Vertebral artery stress in cadavers?
Symons (2002). Cervical spines of 5 cadavers exposed to movements similar to those that occur during cervical ROM testing and HVLAT. Cervical ROM testing caused strain 1.2% to 12.5% greater than rest. During HVLAT the average strain was 6.2% greater than at rest. Mechanical failure didn’t occur until average strains of 139% - 162% greater than rest. Strain to VA during cervical HVLAT unlikely to tear/disrupt normal VA.
Cassidy
(2008): 818 VBA strokes hospitalized. In those less than 45 cases were 3 times more likely to see chiro or PCP before their stroke than controls. For 1 month preceding stroke, found an association between chiropractic care and VBA stroke, but this was stronger for PCP. For those over 45 the increased association was seen for PCP but not chiro, especially when PCP billed for neck and HA complaints. No evidence of excess risk of VBA stroke with chiropractic compared to PCP. Cervical HVLAT not ruled out as cause of VBA stroke but unlikely. These dissections are likely already in progress and simple AROM exam could cause stroke. 34% did have HTN and 34% did have heart disease.
Murphy
(2010) : Two possible explanations from (Symons, Rothwell, Smith, Dittrich, Cassidy).

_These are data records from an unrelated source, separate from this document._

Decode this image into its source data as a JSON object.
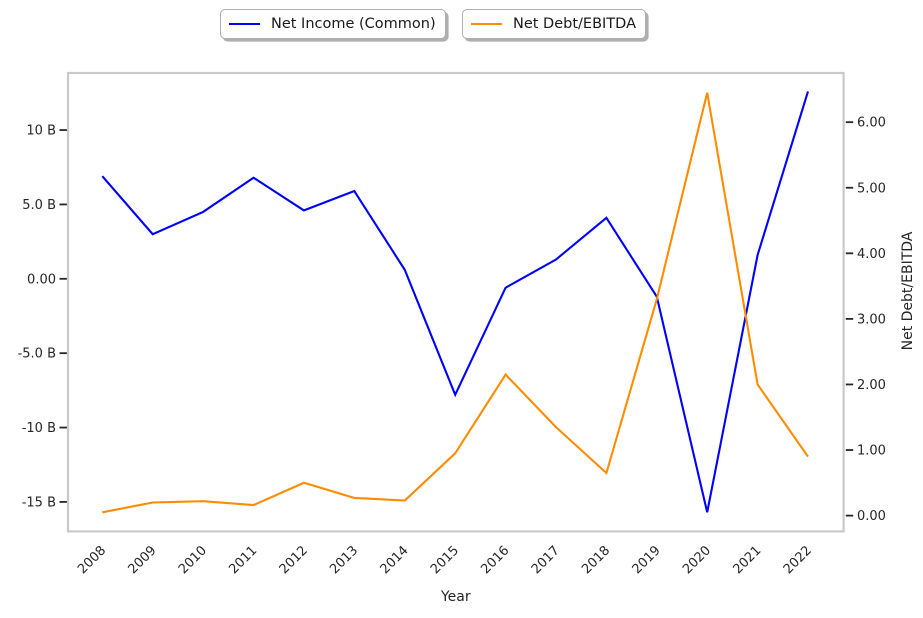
{
  "figure": {
    "background": "#ffffff",
    "spine_color": "#c9c9c9",
    "tick_color": "#262626"
  },
  "legend": {
    "item1": "Net Income (Common)",
    "item2": "Net Debt/EBITDA"
  },
  "chart_data": {
    "type": "line",
    "x": [
      2008,
      2009,
      2010,
      2011,
      2012,
      2013,
      2014,
      2015,
      2016,
      2017,
      2018,
      2019,
      2020,
      2021,
      2022
    ],
    "x_tick_labels": [
      "2008",
      "2009",
      "2010",
      "2011",
      "2012",
      "2013",
      "2014",
      "2015",
      "2016",
      "2017",
      "2018",
      "2019",
      "2020",
      "2021",
      "2022"
    ],
    "xlabel": "Year",
    "xlim": [
      2007.3,
      2022.7
    ],
    "grid": false,
    "legend_position": "upper center, two separate fancy boxes with shadow",
    "series": [
      {
        "name": "Net Income (Common)",
        "axis": "left",
        "color": "#0000ff",
        "units": "billions USD",
        "values": [
          6.9,
          3.0,
          4.5,
          6.8,
          4.6,
          5.9,
          0.6,
          -7.8,
          -0.6,
          1.3,
          4.1,
          -1.2,
          -15.7,
          1.6,
          12.6
        ]
      },
      {
        "name": "Net Debt/EBITDA",
        "axis": "right",
        "color": "#ff8c00",
        "units": "ratio",
        "values": [
          0.05,
          0.2,
          0.22,
          0.16,
          0.5,
          0.27,
          0.23,
          0.95,
          2.15,
          1.35,
          0.65,
          3.3,
          6.45,
          2.0,
          0.9
        ]
      }
    ],
    "left_axis": {
      "label": "",
      "tick_labels": [
        "10 B",
        "5.0 B",
        "0.00",
        "-5.0 B",
        "-10 B",
        "-15 B"
      ],
      "tick_values": [
        10,
        5,
        0,
        -5,
        -10,
        -15
      ],
      "ylim": [
        -17.2,
        14.0
      ]
    },
    "right_axis": {
      "label": "Net Debt/EBITDA",
      "tick_labels": [
        "6.00",
        "5.00",
        "4.00",
        "3.00",
        "2.00",
        "1.00",
        "0.00"
      ],
      "tick_values": [
        6,
        5,
        4,
        3,
        2,
        1,
        0
      ],
      "ylim": [
        -0.27,
        6.78
      ]
    }
  }
}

1. There was no way to predict, or screen for individual at risk of “post-manipulative stroke”
2. Patients with early symptoms of VADS sought care from chiro and then went on to experience a stroke, independent of cervical HVLAT.

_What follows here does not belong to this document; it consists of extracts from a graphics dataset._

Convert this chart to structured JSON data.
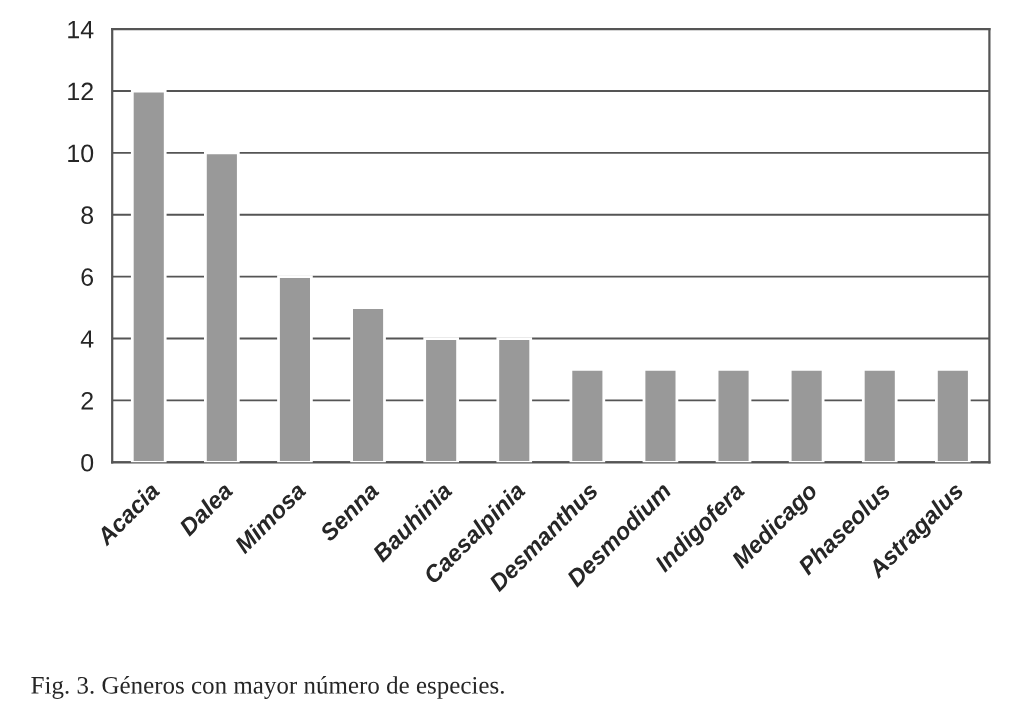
{
  "chart_data": {
    "type": "bar",
    "categories": [
      "Acacia",
      "Dalea",
      "Mimosa",
      "Senna",
      "Bauhinia",
      "Caesalpinia",
      "Desmanthus",
      "Desmodium",
      "Indigofera",
      "Medicago",
      "Phaseolus",
      "Astragalus"
    ],
    "values": [
      12,
      10,
      6,
      5,
      4,
      4,
      3,
      3,
      3,
      3,
      3,
      3
    ],
    "color": "#999999",
    "ylim": [
      0,
      14
    ],
    "yticks": [
      0,
      2,
      4,
      6,
      8,
      10,
      12,
      14
    ],
    "grid": "y",
    "annotations": [
      "Fig. 3. Géneros con mayor número de especies."
    ]
  }
}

Current evidence indicates VA dissection is not a complication of cervical manipulation; therefore, focus should shift from trying to find patient who is at risk to who is having a dissection in progress.
Kerry and Taylor (2008)?
- CAD more appropriate term than VBI
- Thiel and Rix (2004) say that we should stop using the VBI test. There is no evidence to support construct validity of pre-manipulative vascular screening in terms of its ability to identify patients more likely to have spontaneous dissection events.
- Upper cervical spine believed to carry greater risk because of course of VA between C2 and occiput but ICA plaques are most prevalent around bifurcation of internal/external vessels and this is usually around mid/lower cervical spine so this area can’t be considered completely safe or any less risky
- Chiros carry our a far greater number of manipulatios than PT’s
- Blood flow studies have demonstrated significant flow changes during passive gentle passive positioning and not fast manipulative procedures. Although quicker movement is more likely to dissect a thrombus, it is also feasible that gentler, repeated movements offer a potential dissection-inducing force.

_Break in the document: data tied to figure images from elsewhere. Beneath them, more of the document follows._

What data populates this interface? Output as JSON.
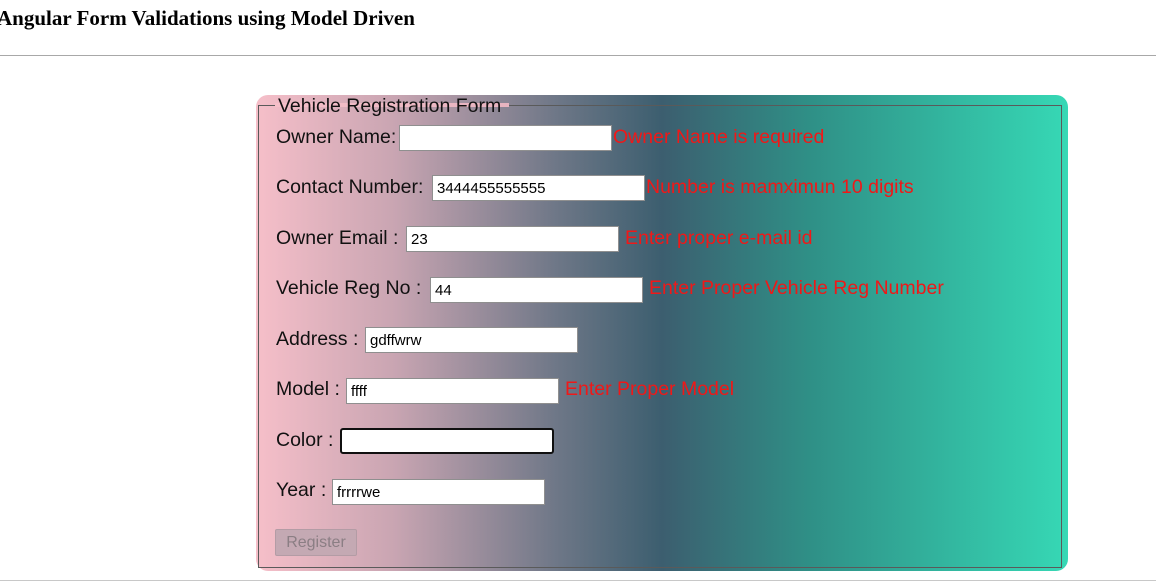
{
  "page": {
    "title": "Angular Form Validations using Model Driven"
  },
  "form": {
    "legend": "Vehicle Registration Form",
    "fields": {
      "owner_name": {
        "label": "Owner Name:",
        "value": "",
        "error": "Owner Name is required"
      },
      "contact_number": {
        "label": "Contact Number:",
        "value": "3444455555555",
        "error": "Number is mamximun 10 digits"
      },
      "owner_email": {
        "label": "Owner Email :",
        "value": "23",
        "error": "Enter proper e-mail id"
      },
      "vehicle_reg_no": {
        "label": "Vehicle Reg No :",
        "value": "44",
        "error": "Enter Proper Vehicle Reg Number"
      },
      "address": {
        "label": "Address :",
        "value": "gdffwrw"
      },
      "model": {
        "label": "Model :",
        "value": "ffff",
        "error": "Enter Proper Model"
      },
      "color": {
        "label": "Color :",
        "value": ""
      },
      "year": {
        "label": "Year :",
        "value": "frrrrwe"
      }
    },
    "register_label": "Register",
    "register_disabled": true
  },
  "colors": {
    "error_text": "#f01818",
    "gradient_start": "#f6bfc9",
    "gradient_mid": "#3c5e6f",
    "gradient_end": "#36d8b5"
  }
}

- Non-thrust manual therapy and other forms of hands-off PT not subject to same degree of study so judgement of their risk can’t be made.
Smith
(2003): Case-control study of 51 patients with CAD and ischemic stroke or TIA (25 VA, 26 carotid). Compared them to 100 control patients suffering from other strokes, not dissections. Found no significant association between neck manipulation and ischemic stroke or TIA. However, a subgroup analysis showed the 25 VBA cases were 6x more likely to have consulted a chiropractor within 30 days of their stroke than controls.
Kerry and Taylor (2006)?
Recommend 6 item screening. Headache and neck pain may be early presentation of vascular pathology, especially acute pain unlike any other. Be suspicious of vascular pathology in cases of trauma.